A bomb threat forced the evacuation of a North Oakland elementary school on Tuesday, just days after a parent group began receiving a torrent of racist and threatening messages for organizing a play date welcoming children of color to the school.
The threat — which was sent to the school’s principal and itself included “racist undertones,” police said — led to the cancellation of classes while Oakland police and Alameda County bomb sniffing K-9s searched the North Oakland school for explosives. They cleared the scene by noon, having found nothing.
But the incident marked a dramatic turn in an escalating barrage of online vitriol aimed at the organizers of the school’s second-annual “playdate social” on Saturday, which aimed to offer a space for children of color — who represent more than half of the school’s population — to meet and play together at the school.
One recent email to the parent group called for a “race war” while threatening to “put you back in chains or in the jungle where you belong” if the organizers “keep pushing for segregation,” according to Briana, a playdate organizer and parent. She asked Bay Area News Group not to publish her last name, out of concern for additional online harassment.
She said she reported the threat to the school district, who then passed it along to the Oakland Police Department.
The entire saga marks a sad end to an event that aimed at building community and a sense of belonging for children at the school, Briana said.
“I feel sad about it, because it was meant to be a positive thing — to build inclusivity,” Briana said. “And I kind of, in some ways, regret even having it, because of the harm that it’s caused to families and children.”
In a statement, the Oakland Unified School District called the event “one of many examples of the important work we do for equity and inclusion across the District.”
District officials said in the statement that the playdate was organized by the school’s Equity and Inclusion Committee, and it aimed to “create an affinity space where Black, Brown, and API families can build and sustain connection and belonging at the school.”

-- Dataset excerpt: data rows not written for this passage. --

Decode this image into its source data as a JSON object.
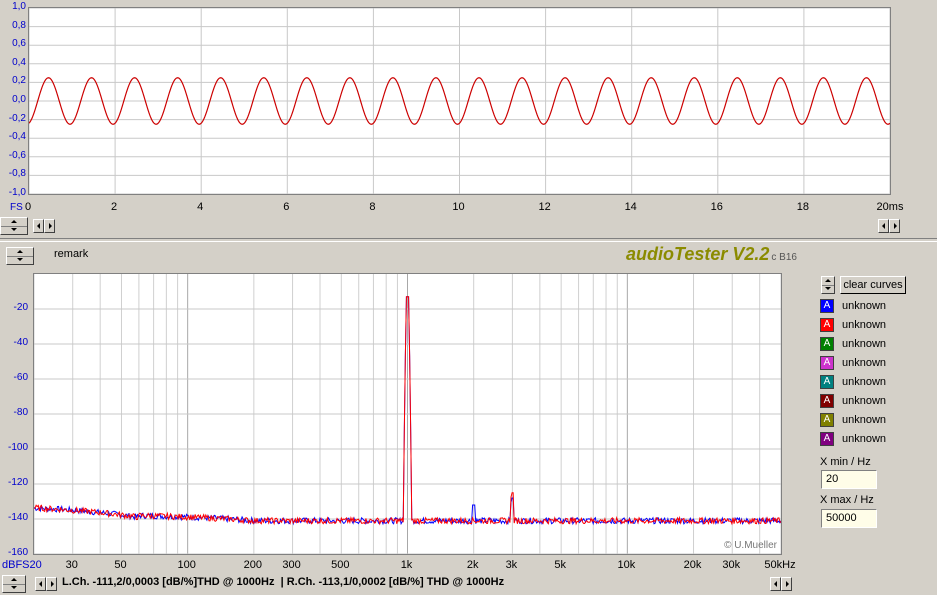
{
  "scope": {
    "y_labels": [
      "1,0",
      "0,8",
      "0,6",
      "0,4",
      "0,2",
      "0,0",
      "-0,2",
      "-0,4",
      "-0,6",
      "-0,8",
      "-1,0"
    ],
    "y_unit": "FS",
    "x_labels": [
      "0",
      "2",
      "4",
      "6",
      "8",
      "10",
      "12",
      "14",
      "16",
      "18",
      "20ms"
    ],
    "signal_color": "#cc0000"
  },
  "header": {
    "remark_label": "remark",
    "app_title": "audioTester V2.2",
    "app_sub": "c B16"
  },
  "spectrum": {
    "y_labels": [
      "-20",
      "-40",
      "-60",
      "-80",
      "-100",
      "-120",
      "-140",
      "-160"
    ],
    "x_labels": [
      "dBFS20",
      "30",
      "50",
      "100",
      "200",
      "300",
      "500",
      "1k",
      "2k",
      "3k",
      "5k",
      "10k",
      "20k",
      "30k",
      "50kHz"
    ],
    "watermark": "© U.Mueller"
  },
  "legend": {
    "clear_label": "clear curves",
    "items": [
      {
        "label": "unknown",
        "color": "#0000ff"
      },
      {
        "label": "unknown",
        "color": "#ff0000"
      },
      {
        "label": "unknown",
        "color": "#008000"
      },
      {
        "label": "unknown",
        "color": "#cc33cc"
      },
      {
        "label": "unknown",
        "color": "#008080"
      },
      {
        "label": "unknown",
        "color": "#800000"
      },
      {
        "label": "unknown",
        "color": "#808000"
      },
      {
        "label": "unknown",
        "color": "#800080"
      }
    ],
    "xmin_label": "X min / Hz",
    "xmin_value": "20",
    "xmax_label": "X max / Hz",
    "xmax_value": "50000"
  },
  "status": {
    "text": "L.Ch. -111,2/0,0003 [dB/%]THD @ 1000Hz  | R.Ch. -113,1/0,0002 [dB/%] THD @ 1000Hz"
  },
  "chart_data": [
    {
      "type": "line",
      "x": [
        0,
        20
      ],
      "xlabel": "ms",
      "ylabel": "FS",
      "ylim": [
        -1.0,
        1.0
      ],
      "xlim": [
        0,
        20
      ],
      "series": [
        {
          "waveform": "sine",
          "frequency_hz": 1000,
          "amplitude": 0.25
        }
      ]
    },
    {
      "type": "line",
      "xlabel": "Hz",
      "ylabel": "dBFS",
      "x_scale": "log",
      "xlim": [
        20,
        50000
      ],
      "ylim": [
        -160,
        0
      ],
      "series": [
        {
          "color": "#0000ff",
          "noise_floor_db": -141,
          "peaks": [
            {
              "x": 1000,
              "y": -13
            },
            {
              "x": 2000,
              "y": -132
            },
            {
              "x": 3000,
              "y": -128
            }
          ]
        },
        {
          "color": "#ff0000",
          "noise_floor_db": -141,
          "peaks": [
            {
              "x": 1000,
              "y": -13
            },
            {
              "x": 3000,
              "y": -125
            }
          ]
        }
      ]
    }
  ]
}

The school district plans to reopen Chabot Elementary School on Wednesday with mental health professionals in attendance, and extra police on hand through the end of the week.
In a news release, Oakland police said they were working jointly with the Federal Bureau of Investigation on “actively investigating a hate speech incident” at the school. The statement said that investigators were “looking into any possible connection between this incident and the bomb threat.”
Oakland police were told of the bomb threat at Chabot Elementary shortly before 7:30 a.m. Tuesday, before most students had arrived at the school. About 50 children were at the building when the principal called police; they were later reunited with their parents.
The “play date” event, held Saturday at the school’s upper yard, included board games, table tennis and painting, and was attended by about 40 people of myriad ethnicities — including white people, who were never barred or discouraged from attending, Briana said. It followed a similar event near the start of last year’s school year, which only garnered limited pushback from a couple parents, Briana said.
“It was never meant to be a segregated group, where we’re not inviting white people,” said Briana. “It was a very positive event, it was a really great turnout, new parents who really wanted to connect with other parents who looked like them.”
An online flier advertising the event was posted to social media accounts later in the weekend and quickly spread. One social media post, which garnered nearly 17,000 likes by Tuesday afternoon, falsely claimed the event was “race segregated” and “for all students except the white kids.”
Oakland Unified School District board member Sam Davis lamented that social media postings about the event “just went out of control” — a frustrating result, he said, to an event that sought to bring the community together.
“The school is in a pretty privileged part of town and they’ve made an effort over recent years to expand their environment, so that they would be more of a diverse school,” Davis said. “And as part of that, they’re trying to also just make the school community more welcoming to the families who are new.”
Davis said he feared that the messages and bomb threat would keep the school from hosting such events in the future.
“It has exactly the impact that these folks from outside of Oakland are trying to have on us, which is dividing us when we’re trying to bring people closer together,” Davis said.
District officials said they planned to hold a town hall soon to listen to parent concerns and complaints about the incident.
Rather than contemplate any more such playdates, Briana said she is first worried about her son’s safety at the school. She said she was unlikely to send her son to school for the remainder of the week, and has been contemplating enrolling him in some kind of independent study.
“It just turned into a huge firestorm, and a lot of it has to deal with the climate that we’re in right now,” said Briana, noting how right-leaning politicians have pushed back against such topics as teaching slavery to children. “We’re going backwards and it’s getting worse and worse.”